Malam mulai larut. Setelah resepsi selesai, mereka berdua akhirnya tiba di rumah besar Adrian. Rumah itu megah, modern, dengan interior serba putih dan abu-abu.
Alira langsung berdecak kagum. “Wah, ini rumah apa hotel bintang sepuluh?! Kalau aku teriak ‘halo’, pasti ada gaungnya!” serunya sambil berlari kecil masuk ke ruang tamu.
Adrian meletakkan jasnya, melepas jam tangan, lalu menatapnya datar. “Tolong bersikap sewajarnya. Kamu bukan anak kecil lagi.”

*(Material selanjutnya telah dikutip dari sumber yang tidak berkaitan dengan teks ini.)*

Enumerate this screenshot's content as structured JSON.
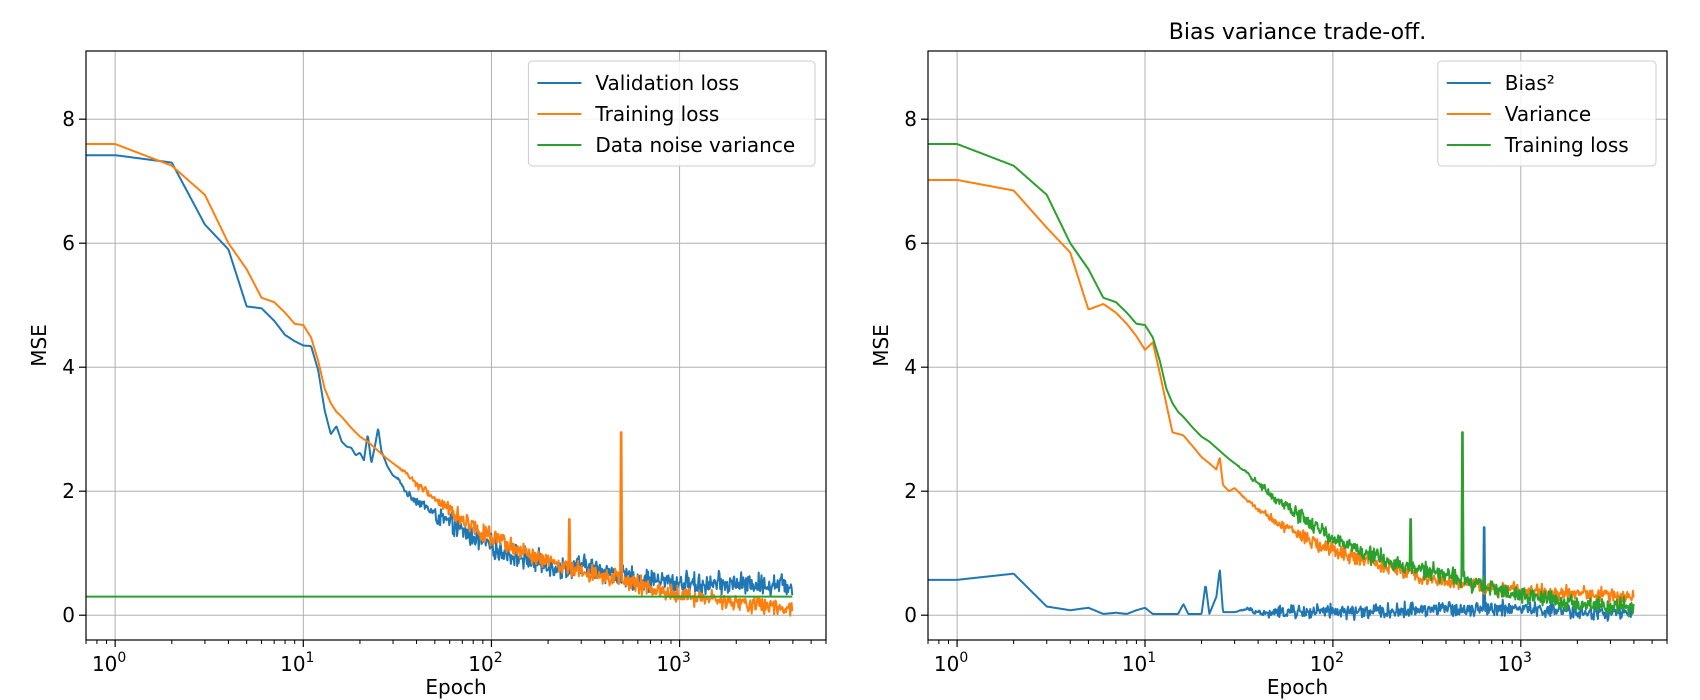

Alira menoleh cepat, tersenyum jail. “Ya ampun, Mas Es Batu, hidup tuh harus dinikmati. Nggak usah kaku banget. Nanti cepet keriput loh.”

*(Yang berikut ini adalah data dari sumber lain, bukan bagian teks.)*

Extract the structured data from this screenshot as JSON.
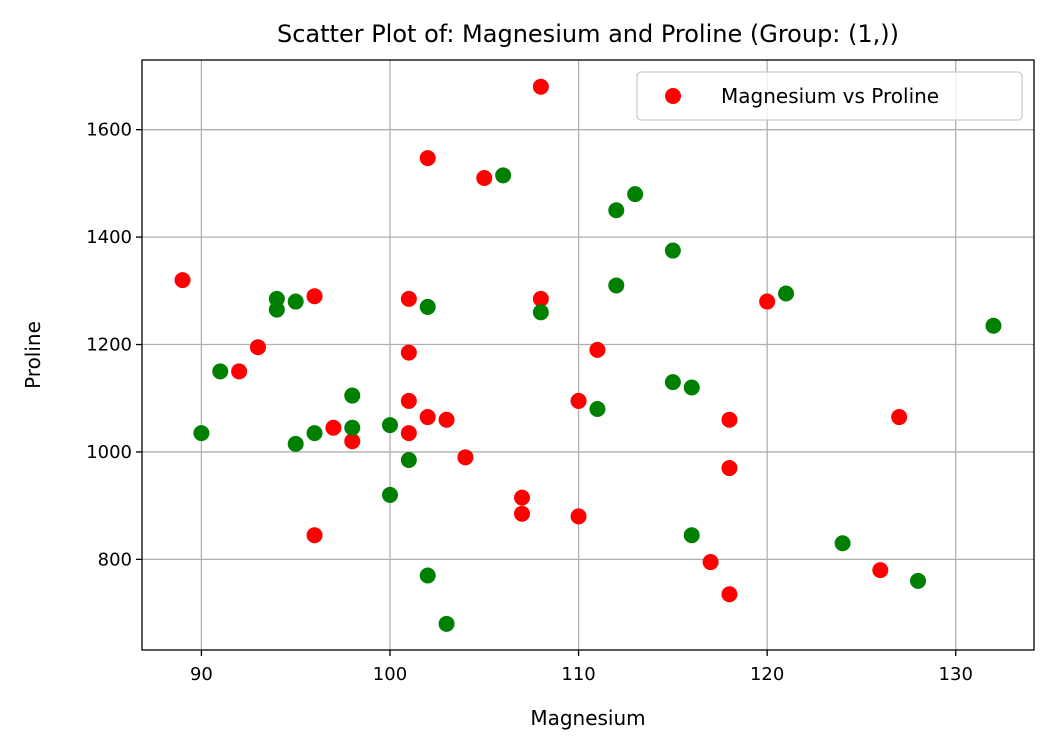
{
  "chart_data": {
    "type": "scatter",
    "title": "Scatter Plot of: Magnesium and Proline (Group: (1,))",
    "xlabel": "Magnesium",
    "ylabel": "Proline",
    "xlim": [
      86.85,
      134.15
    ],
    "ylim": [
      631.25,
      1729.75
    ],
    "xticks": [
      90,
      100,
      110,
      120,
      130
    ],
    "yticks": [
      800,
      1000,
      1200,
      1400,
      1600
    ],
    "grid": true,
    "legend": {
      "position": "top-right",
      "entries": [
        "Magnesium vs Proline"
      ]
    },
    "series": [
      {
        "name": "Magnesium vs Proline",
        "color": "#ff0000",
        "points": [
          [
            89,
            1320
          ],
          [
            92,
            1150
          ],
          [
            93,
            1195
          ],
          [
            96,
            1290
          ],
          [
            96,
            845
          ],
          [
            97,
            1045
          ],
          [
            98,
            1020
          ],
          [
            101,
            1285
          ],
          [
            101,
            1185
          ],
          [
            101,
            1095
          ],
          [
            101,
            1035
          ],
          [
            102,
            1547
          ],
          [
            102,
            1065
          ],
          [
            103,
            1060
          ],
          [
            104,
            990
          ],
          [
            105,
            1510
          ],
          [
            107,
            915
          ],
          [
            107,
            885
          ],
          [
            108,
            1680
          ],
          [
            108,
            1285
          ],
          [
            110,
            1095
          ],
          [
            110,
            880
          ],
          [
            111,
            1190
          ],
          [
            117,
            795
          ],
          [
            118,
            1060
          ],
          [
            118,
            970
          ],
          [
            118,
            735
          ],
          [
            120,
            1280
          ],
          [
            126,
            780
          ],
          [
            127,
            1065
          ]
        ]
      },
      {
        "color": "#008000",
        "points": [
          [
            90,
            1035
          ],
          [
            91,
            1150
          ],
          [
            94,
            1285
          ],
          [
            94,
            1265
          ],
          [
            95,
            1280
          ],
          [
            95,
            1015
          ],
          [
            96,
            1035
          ],
          [
            98,
            1105
          ],
          [
            98,
            1045
          ],
          [
            100,
            1050
          ],
          [
            100,
            920
          ],
          [
            101,
            985
          ],
          [
            102,
            1270
          ],
          [
            102,
            770
          ],
          [
            103,
            680
          ],
          [
            106,
            1515
          ],
          [
            108,
            1260
          ],
          [
            111,
            1080
          ],
          [
            112,
            1450
          ],
          [
            112,
            1310
          ],
          [
            113,
            1480
          ],
          [
            115,
            1375
          ],
          [
            115,
            1130
          ],
          [
            116,
            1120
          ],
          [
            116,
            845
          ],
          [
            121,
            1295
          ],
          [
            124,
            830
          ],
          [
            128,
            760
          ],
          [
            132,
            1235
          ]
        ]
      }
    ]
  }
}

Adrian menghela napas panjang. “Pertama, jangan panggil aku ‘Mas’. Kedua, jangan banyak bicara di depanku. Ketiga, jangan pernah berharap aku akan memperlakukanmu seperti seorang istri. Kita menikah hanya karena keadaan, jadi jangan terlalu berharap.”
Alira sempat terdiam beberapa detik. Tapi kemudian, alih-alih sedih, ia malah tersenyum lebar dengan tatapan penuh tantangan.
“Ooooh gitu ya? Jadi kamu yakin nggak bakal jatuh cinta sama aku? Wah, menarik sekali! Challenge accepted, Tuan CEO. Aku janji, suatu hari kamu bakal nyesel pernah bilang kayak gitu!”
Adrian menatapnya lama, lalu memalingkan wajah. “Itu tidak akan pernah terjadi.”
Alira menjulurkan lidahnya nakal. “Kita lihat aja nanti, Es Batu.”
Di kamar masing-masing malam itu, keduanya memikirkan hal yang sama: pernikahan ini tidak akan mudah.
Alira menatap langit-langit kamarnya, berguling-guling sambil mendekap bantal. “Ya Tuhan, aku nggak nyangka hidupku berubah segini drastis. Tapi nggak apa-apa, aku siap! Aku pasti bisa bikin dia jatuh cinta. Tunggu aja, Adrian Pratama!”
Sementara itu, Adrian berdiri di depan jendela kamarnya, menatap lampu kota dengan ekspresi datar. “Dia pikir bisa mengubahku. Gadis itu terlalu polos. Dia tidak tahu, aku tidak bisa disentuh dengan cara semudah itu.”
Namun, jauh di lubuk hati masing-masing, mereka berdua sadar—hidup setelah ini tidak akan pernah sama.
Dan mungkin, justru di balik pernikahan tanpa cinta ini, akan lahir sebuah cerita yang tidak pernah mereka bayangkan sebelumnya.